There is certainly not fervor for Hillsdale’s college athletics.
There’s one obvious answer for that. The Nationals are a professional team, and they did just win the biggest trophy in baseball. But I think there are a few more subtle reasons why Hillsdale athletics don’t enjoy wild popularity on campus.
Heavy class loads make it hard for most students to attend home games regularly, and even those that do have time choose to spend it in other ways. Students already loyal to a Division I team are generally less enthusiastic about Division II sports. Most Michigan fans on campus would rather see Harbaugh hoist the College Football Playoff trophy than they would the Chargers make a deep playoff run.
None of this is outrageous or even unreasonable. We spend time on what we care about, and at a school of Hillsdale’s caliber, that generally means long hours in the library, practice sessions in Howard, or lectures, debates, and round-tables in Phillips. Throw in club meetings, volunteer commitments, and dorm or Greek events, and you’ll begin to see how showing up to a Thursday night Chargers basketball game can get pretty tough, pretty quickly.
Hillsdale isn’t competing for world titles, and the energy I felt at the Nationals’ World Series parade, which nearly one million fans attended, isn’t likely to happen at a school with an enrollment of about 1500.
Strength in numbers is an axiom which holds true even in the sports world. At a small, liberal-arts college, where students generally prioritize their classes over their home team, much of the team-spirit problem is natural and unavoidable.
This doesn’t mean that the problem can’t be solved.
Though few in number, we can be great in spirit. Cities like Washington, and teams like the Nationals, do not and must not have a monopoly on the power of community built through sports.
Imagine if each of us embraced at least one Charger team, following its season and getting to know its players. How much more love for our school, for our classmates, and for this season of life would we have? We shouldn’t forget that there is more to the liberal-arts education than books. A strong team spirit energizes campus life, strengthens community, and creates opportunities for relationships to thrive.

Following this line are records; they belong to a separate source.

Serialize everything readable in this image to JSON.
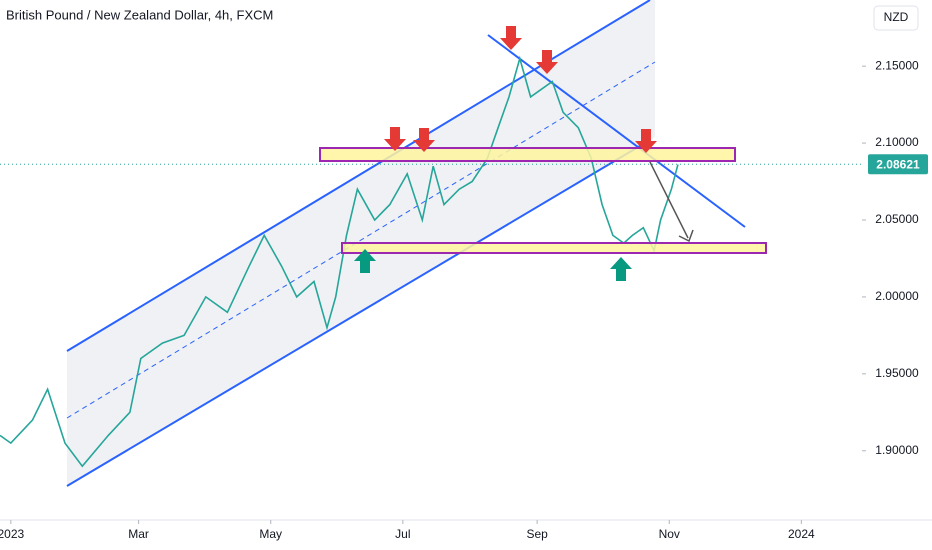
{
  "chart_data": {
    "type": "line",
    "title": "British Pound / New Zealand Dollar, 4h, FXCM",
    "currency": "NZD",
    "last_price": 2.08621,
    "last_price_label": "2.08621",
    "series": [
      {
        "name": "GBPNZD",
        "color": "#26a69a",
        "x": [
          -5,
          0,
          10,
          17,
          25,
          33,
          45,
          55,
          60,
          70,
          80,
          90,
          100,
          110,
          117,
          125,
          132,
          140,
          146,
          150,
          155,
          160,
          168,
          175,
          183,
          190,
          195,
          200,
          207,
          213,
          220,
          225,
          230,
          235,
          240,
          245,
          250,
          255,
          262,
          268,
          273,
          278,
          283,
          287,
          292,
          297,
          300,
          305,
          308
        ],
        "values": [
          1.91,
          1.905,
          1.92,
          1.94,
          1.905,
          1.89,
          1.91,
          1.925,
          1.96,
          1.97,
          1.975,
          2.0,
          1.99,
          2.02,
          2.04,
          2.02,
          2.0,
          2.01,
          1.98,
          2.0,
          2.04,
          2.07,
          2.05,
          2.06,
          2.08,
          2.05,
          2.085,
          2.06,
          2.07,
          2.075,
          2.09,
          2.11,
          2.13,
          2.155,
          2.13,
          2.135,
          2.14,
          2.12,
          2.11,
          2.09,
          2.06,
          2.04,
          2.035,
          2.04,
          2.045,
          2.03,
          2.05,
          2.07,
          2.086
        ]
      }
    ],
    "xlim": [
      -5,
      393
    ],
    "ylim": [
      1.855,
      2.193
    ],
    "yticks": [
      {
        "value": 1.9,
        "label": "1.90000"
      },
      {
        "value": 1.95,
        "label": "1.95000"
      },
      {
        "value": 2.0,
        "label": "2.00000"
      },
      {
        "value": 2.05,
        "label": "2.05000"
      },
      {
        "value": 2.1,
        "label": "2.10000"
      },
      {
        "value": 2.15,
        "label": "2.15000"
      }
    ],
    "xticks": [
      {
        "value": 0,
        "label": "2023"
      },
      {
        "value": 59,
        "label": "Mar"
      },
      {
        "value": 120,
        "label": "May"
      },
      {
        "value": 181,
        "label": "Jul"
      },
      {
        "value": 243,
        "label": "Sep"
      },
      {
        "value": 304,
        "label": "Nov"
      },
      {
        "value": 365,
        "label": "2024"
      }
    ]
  }
}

After watching, embracing, and celebrating a historic Washington, D.C. ball club, and after feeling an infinitely closer connection to the city and its people as a result, I can confidently say that the choice to become a Hillsdale College fan will make me a better Hillsdale College student.
I do think the two are distinct, student and fan, and it seems to me that many of us are proud to be the one but have neglected to be the other. Let’s not make that mistake any longer.
For whichever collegiate sport you love, make the Hillsdale Chargers your team. You have the rest of your life to don whatever colors you’d like, so choose blue and white while you can.
Austin Mock is a junior studying international studies.